Viele Beiträge zu dem Thema in Print- und Online- sowie Sozialen Medien befeuerten die Debatte. Die ganze – wahrnehmbare – Republik schien auf einmal über Globuli zu reden.

Und was hat das bewirkt? Welche Konsequenzen haben Homöopathiefreunde und Homöopathikanutzer aus dem harten medialen Schlagabtausch für sich gezogen? Fast gar keine – so drastisch könnte man es schon sagen. Denn: Wie jüngst eine repräsentative Umfrage des Meinungsforschungsinstituts Kantar TNS zum Thema Homöopathie und komplementäre Medizin im Auftrag des Homöopathika-Herstellers DHU ergab, nahm nur jeder vierte Erwachsene in Deutschland (26 Prozent) überhaupt eine homöopathiekritische Berichterstattung wahr.

Und das, obwohl es – wie berichtet – der großen Mehrheit der Deutschen (80 Prozent) wichtig ist, bei der Wahl ihrer Therapie und Arzneimittel mitentscheiden zu können. 64 Prozent legen dabei Wert darauf, dass ihr Hausarzt auch Präparate aus der Naturmedizin/Homöopathie einsetzen kann.

Das klingt auf den ersten Blick sehr widersprüchlich.

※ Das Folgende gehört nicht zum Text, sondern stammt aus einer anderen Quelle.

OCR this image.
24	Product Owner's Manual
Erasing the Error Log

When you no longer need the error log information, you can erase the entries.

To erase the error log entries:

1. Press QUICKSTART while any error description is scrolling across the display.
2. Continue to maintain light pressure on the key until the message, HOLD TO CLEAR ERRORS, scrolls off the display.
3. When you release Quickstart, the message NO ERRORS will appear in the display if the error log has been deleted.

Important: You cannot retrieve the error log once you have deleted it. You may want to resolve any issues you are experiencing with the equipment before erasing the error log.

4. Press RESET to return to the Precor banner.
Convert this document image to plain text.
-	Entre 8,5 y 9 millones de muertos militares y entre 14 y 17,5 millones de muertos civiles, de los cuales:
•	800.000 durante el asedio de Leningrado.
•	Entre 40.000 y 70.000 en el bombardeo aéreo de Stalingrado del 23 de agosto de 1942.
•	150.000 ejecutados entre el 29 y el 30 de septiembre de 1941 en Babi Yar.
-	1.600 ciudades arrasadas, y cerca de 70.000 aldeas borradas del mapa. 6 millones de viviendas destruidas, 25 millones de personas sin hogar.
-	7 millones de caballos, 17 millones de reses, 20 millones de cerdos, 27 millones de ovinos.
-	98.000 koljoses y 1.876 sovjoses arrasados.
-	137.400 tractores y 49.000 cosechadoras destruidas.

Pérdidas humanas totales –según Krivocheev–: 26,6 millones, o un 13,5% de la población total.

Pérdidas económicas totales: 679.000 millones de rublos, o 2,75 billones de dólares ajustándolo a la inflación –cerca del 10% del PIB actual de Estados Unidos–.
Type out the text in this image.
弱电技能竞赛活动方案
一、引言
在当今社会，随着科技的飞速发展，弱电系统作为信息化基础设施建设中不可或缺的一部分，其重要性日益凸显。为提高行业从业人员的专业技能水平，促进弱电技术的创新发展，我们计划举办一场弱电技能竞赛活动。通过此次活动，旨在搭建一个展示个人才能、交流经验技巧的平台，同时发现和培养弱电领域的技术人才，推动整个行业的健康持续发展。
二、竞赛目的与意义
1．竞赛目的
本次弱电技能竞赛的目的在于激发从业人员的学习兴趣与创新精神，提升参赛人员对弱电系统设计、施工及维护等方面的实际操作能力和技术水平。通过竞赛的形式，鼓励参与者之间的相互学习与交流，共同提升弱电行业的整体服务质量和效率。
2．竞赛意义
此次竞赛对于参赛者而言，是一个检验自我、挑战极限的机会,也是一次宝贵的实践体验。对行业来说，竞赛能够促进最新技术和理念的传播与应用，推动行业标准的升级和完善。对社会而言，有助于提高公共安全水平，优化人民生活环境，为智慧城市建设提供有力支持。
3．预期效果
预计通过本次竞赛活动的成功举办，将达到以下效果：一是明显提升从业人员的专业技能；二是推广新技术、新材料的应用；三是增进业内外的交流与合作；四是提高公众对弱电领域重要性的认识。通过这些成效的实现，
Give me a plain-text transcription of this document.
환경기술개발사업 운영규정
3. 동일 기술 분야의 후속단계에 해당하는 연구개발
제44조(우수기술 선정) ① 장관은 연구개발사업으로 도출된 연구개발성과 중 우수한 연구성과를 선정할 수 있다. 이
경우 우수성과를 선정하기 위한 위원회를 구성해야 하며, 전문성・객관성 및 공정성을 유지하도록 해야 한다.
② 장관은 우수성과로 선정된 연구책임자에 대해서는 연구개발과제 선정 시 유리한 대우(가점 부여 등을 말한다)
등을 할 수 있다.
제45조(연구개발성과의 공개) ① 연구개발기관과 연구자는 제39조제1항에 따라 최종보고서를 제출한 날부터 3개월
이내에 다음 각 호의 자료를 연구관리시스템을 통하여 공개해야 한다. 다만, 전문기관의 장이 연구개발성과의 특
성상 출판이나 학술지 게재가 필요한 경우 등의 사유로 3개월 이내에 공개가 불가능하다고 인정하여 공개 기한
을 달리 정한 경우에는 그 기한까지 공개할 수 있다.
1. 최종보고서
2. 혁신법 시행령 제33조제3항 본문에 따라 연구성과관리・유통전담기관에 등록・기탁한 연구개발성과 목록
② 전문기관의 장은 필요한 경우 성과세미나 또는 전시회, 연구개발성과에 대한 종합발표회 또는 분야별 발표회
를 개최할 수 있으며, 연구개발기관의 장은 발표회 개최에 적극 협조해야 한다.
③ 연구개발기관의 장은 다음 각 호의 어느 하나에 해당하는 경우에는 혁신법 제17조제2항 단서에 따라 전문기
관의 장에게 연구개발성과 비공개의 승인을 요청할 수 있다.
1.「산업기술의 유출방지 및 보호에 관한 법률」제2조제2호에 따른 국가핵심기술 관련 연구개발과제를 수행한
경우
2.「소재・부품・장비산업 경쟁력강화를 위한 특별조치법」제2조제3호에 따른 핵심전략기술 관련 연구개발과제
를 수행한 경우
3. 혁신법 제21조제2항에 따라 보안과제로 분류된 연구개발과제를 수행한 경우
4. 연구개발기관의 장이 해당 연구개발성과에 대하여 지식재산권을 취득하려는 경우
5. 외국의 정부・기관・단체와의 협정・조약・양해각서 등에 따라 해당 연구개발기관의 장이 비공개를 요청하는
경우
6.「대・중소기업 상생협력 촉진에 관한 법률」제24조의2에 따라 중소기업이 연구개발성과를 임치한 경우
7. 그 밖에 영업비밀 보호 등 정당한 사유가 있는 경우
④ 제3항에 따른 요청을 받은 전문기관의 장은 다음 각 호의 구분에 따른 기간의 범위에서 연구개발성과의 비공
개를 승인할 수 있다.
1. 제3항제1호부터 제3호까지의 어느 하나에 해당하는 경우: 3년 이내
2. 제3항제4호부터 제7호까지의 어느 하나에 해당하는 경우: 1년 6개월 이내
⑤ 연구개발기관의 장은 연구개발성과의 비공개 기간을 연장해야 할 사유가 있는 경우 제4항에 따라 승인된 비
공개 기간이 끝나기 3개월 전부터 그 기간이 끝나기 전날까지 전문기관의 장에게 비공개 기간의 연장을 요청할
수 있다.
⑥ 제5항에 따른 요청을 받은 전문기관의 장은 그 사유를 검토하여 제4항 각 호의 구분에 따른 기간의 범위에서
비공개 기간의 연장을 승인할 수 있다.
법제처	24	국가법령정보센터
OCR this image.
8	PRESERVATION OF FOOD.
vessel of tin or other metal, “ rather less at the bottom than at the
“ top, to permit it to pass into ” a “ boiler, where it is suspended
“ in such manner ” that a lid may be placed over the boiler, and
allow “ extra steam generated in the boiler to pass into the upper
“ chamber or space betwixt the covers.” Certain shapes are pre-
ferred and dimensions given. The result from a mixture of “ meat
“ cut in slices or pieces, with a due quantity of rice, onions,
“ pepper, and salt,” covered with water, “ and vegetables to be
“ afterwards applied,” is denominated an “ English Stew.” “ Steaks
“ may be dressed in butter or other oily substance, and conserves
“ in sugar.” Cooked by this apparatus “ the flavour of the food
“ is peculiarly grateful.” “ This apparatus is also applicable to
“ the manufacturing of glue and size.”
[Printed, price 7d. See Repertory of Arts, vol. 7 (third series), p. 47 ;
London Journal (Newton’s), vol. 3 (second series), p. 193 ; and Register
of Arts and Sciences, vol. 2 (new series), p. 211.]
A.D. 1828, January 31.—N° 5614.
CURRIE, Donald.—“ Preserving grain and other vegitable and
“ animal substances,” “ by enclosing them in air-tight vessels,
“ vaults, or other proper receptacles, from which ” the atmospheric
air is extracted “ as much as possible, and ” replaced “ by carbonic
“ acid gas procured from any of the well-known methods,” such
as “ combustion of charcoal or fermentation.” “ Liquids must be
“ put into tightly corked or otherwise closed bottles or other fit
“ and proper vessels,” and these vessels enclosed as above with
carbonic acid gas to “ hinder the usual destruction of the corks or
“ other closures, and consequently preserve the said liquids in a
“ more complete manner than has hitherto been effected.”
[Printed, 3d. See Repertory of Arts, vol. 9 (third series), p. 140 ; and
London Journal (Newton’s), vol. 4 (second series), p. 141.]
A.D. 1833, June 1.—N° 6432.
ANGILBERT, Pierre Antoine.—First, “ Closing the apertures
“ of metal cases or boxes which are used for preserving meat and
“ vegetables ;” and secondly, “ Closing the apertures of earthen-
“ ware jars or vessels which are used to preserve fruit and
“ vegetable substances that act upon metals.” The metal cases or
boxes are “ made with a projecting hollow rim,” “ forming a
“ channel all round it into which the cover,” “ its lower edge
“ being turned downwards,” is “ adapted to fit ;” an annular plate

Ist es aber offensichtlich nicht, denn die persönliche Betroffenheit und die Auswirkungen auf das tägliche Leben sind beim Thema Homöopathie weit weniger stark als zum Beispiel beim Dauer-Aufreger-Thema Diesel-Fahrverbote, die manchen Handwerkerexistenzen ein Ende bereiten könnten.

Wie zu erwarten war, nehmen mit 33 Prozent die Menschen in Deutschland, die Erfahrung mit Homöopathie haben, eine negative Berichterstattung deutlich häufiger wahr als Globuli-Laien – hier sind es nur 17 Prozent. Nach Geschlechtern betrachtet, ergibt sich kaum ein Unterschied: 25 Prozent der Männer und 27 Prozent der Frauen nahmen eine homöopathiekritische Berichterstattung nach eigener Aussage wahr.

Homöopathiekritik als zu einseitig empfunden

Der in der Studie bekundete Wunsch von knapp zwei Dritteln der Patienten zur Einbeziehung von Homöopathika spiegelt sich auch in der Bewertung der negativen Berichterstattung zu Globuli & Co wider. So sagen 15 Prozent derjenigen, die die Kritik zur Kenntnis genommen haben, die Berichterstattung sei eindeutig zu einseitig gewesen, 55 Prozent bekunden, es gebe kritische Punkte in der Homöopathie, aber die Kritik sei insgesamt zu einseitig. Nur 30 Prozent sagten, die Kritik sei in Ordnung, weil in der Sache richtig.

Für den Versorgungsalltag lässt sich daraus nur schlussfolgern, dass die Grundfesten der KAM-Behandlung in Deutschland nicht zu erschüttern sind. Evidenz hin oder her: Für viele Patienten ist Homöopathie offensichtlich eine Frage des Vertrauens zu ihrem Arzt – und zu dessen KAM-Votum. Das ist für Ärzte durchaus positiv.